Но стоило только мне взглянуть на Джики, как я опять разревелась. Ведь сегодня мы с Дэйви должны отвезти его в питомник. И хотя манеры у этого зверя были отвратительные, я все равно буду по нему скучать. Когда вошел Дэйви, я все еще всхлипывала.
— Да, вечерок вчера выдался жуткий, — сказал он, заметив мое опухшее от слез лицо и сопливый нос. — А я и забыл, какая мама бывает, когда ей кто-то не нравится. Опасная женщина! Ну, перестань, Клавдия ужасная злыдня, так что можешь не волноваться: Алекс ускользнет от нее на одну ночь, если ты по этому поводу переживаешь.
Утешил, называется.
Я была слишком расстроена, чтобы объяснять Дэйви, что Клавдия, может быть, и злыдня, но она великолепна, и мне вовсе не хочется, чтобы Алекс ускользал от нее ко мне на одну ночь. И как Дэйви вообще мог подумать, что я мечтаю поразвлечься с Алексом, когда в соседней комнате спит его подружка? Я-то знала, что хочу гораздо большего. Возможно, кратковременный флирт меня бы и устроил, когда я только познакомилась с его братом, но теперь мне хотелось продолжения истории — на годы, десятилетия, с подарками на годовщины.

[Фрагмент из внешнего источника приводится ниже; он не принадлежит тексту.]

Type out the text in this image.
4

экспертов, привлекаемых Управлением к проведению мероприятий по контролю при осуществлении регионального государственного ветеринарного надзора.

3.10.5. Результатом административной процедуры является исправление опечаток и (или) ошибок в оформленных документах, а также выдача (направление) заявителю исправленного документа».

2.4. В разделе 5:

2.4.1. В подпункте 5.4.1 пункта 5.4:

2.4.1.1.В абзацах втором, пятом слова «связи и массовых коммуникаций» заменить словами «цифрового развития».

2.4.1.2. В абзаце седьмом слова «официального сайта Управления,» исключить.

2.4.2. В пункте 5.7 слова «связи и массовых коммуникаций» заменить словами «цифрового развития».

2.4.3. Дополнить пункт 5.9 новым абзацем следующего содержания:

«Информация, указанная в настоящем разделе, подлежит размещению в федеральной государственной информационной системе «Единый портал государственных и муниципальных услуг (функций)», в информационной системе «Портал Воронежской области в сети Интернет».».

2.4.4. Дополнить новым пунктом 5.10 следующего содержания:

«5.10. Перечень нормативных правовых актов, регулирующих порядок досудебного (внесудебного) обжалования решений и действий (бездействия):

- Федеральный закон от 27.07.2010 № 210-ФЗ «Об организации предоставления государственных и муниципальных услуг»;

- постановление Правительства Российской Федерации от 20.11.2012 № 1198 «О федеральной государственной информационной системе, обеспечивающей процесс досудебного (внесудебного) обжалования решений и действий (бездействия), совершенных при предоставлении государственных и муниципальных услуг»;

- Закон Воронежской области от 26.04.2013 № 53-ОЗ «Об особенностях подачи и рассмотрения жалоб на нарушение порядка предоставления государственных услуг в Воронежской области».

Я взяла корзину с Джики и вышла из комнаты, надеясь, что мне не придется столкнуться нос к носу с Клавдией, усталой и счастливой после ночи примирения с Алексом. Если честно, я всю ночь провела мучаясь подозрениями и представляя себе, как эти двое вытворяют всякие штуки и смеются над несчастной простушкой.
Мы спустились на кухню выпить чаю. Я посмотрела в окно — обнаженные деревья клонились под ветром. Надеюсь, в новом доме Джики будет тепло — у них там наверняка есть специальное отопление. Хотя, если он смог вытерпеть собачий холод в замке, теперь его ничем не испугаешь.
— А где все? — спросила я.
— Думаю, спят. Так что давай поскорее разберемся с этим делом, — сказал Дэйви тоном, не терпящим возражений. Так говорят родители с детьми при посещении стоматолога.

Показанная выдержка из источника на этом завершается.